In its report, the commission did not dwell on the incident that sparked last summer’s uproar: Mr. Brown’s shooting by police officer Darren Wilson. In that case, an independent Justice Department investigation found insufficient cause to charge him.
Instead, it focused on the many legitimate grievances that primed the community to explode. The commissioners explained how dozens of tiny municipalities, each with its own police force and municipal court, waste public money on duplicative expenses and provide terrible service, which can result in people rotting in jail while they wait to appear before a judge. To keep themselves afloat, these mini-governments often resort to sucking revenue out of vulnerable people with fines, penalties and detentions that grind down the poor.

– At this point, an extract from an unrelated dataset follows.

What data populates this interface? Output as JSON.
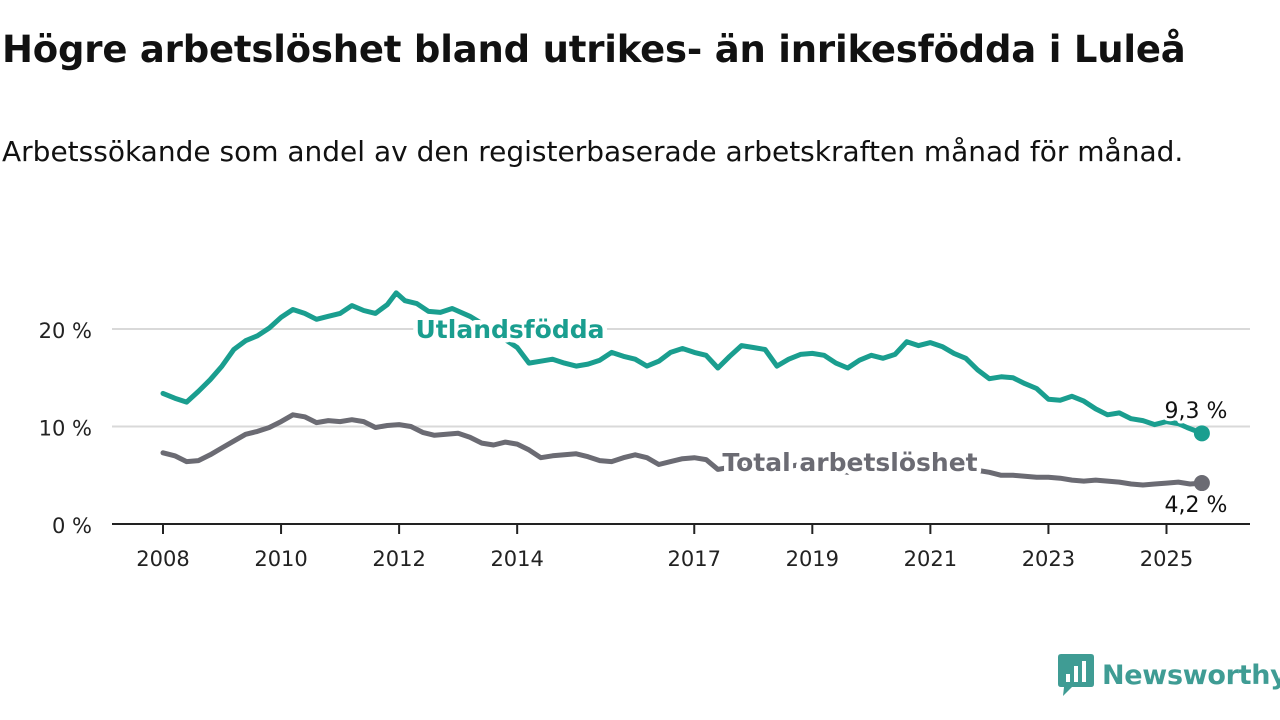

At the least, police training should be improved and centralized, ensuring some consistency and quality, stressing that force should be a last resort and that tickets don’t exist to raise revenue. Even better would be to merge St. Louis County’s 60 police forces and 81 municipal courts into bigger units. A system that traps people in cycles of debt and imprisonment for things such as driving with expired tags must be reformed. The commissioners recommend using penalties such as community service more often and establishing legal assistance centers that guide people through an often-confounding process, offering them ways to pay or work off tickets while avoiding jail time. Police should have clear guidelines on handling protests, including prohibitions on arresting journalists who are just doing their jobs. Officials should properly collect statistics on police use of force, and local police and prosecutors should not investigate themselves when force is used.
The commission’s investigation ranged well beyond criminal justice, recommending actions such as limiting predatory payday lending at exorbitant interest rates, improving bus rapid transit and expanding Medicaid coverage. These are sensible ways to improve people’s lives, and many would cost state and local governments little.
Now it’s up to Missouri’s leaders — and those of other jurisdictions with similar challenges — to heed the advice.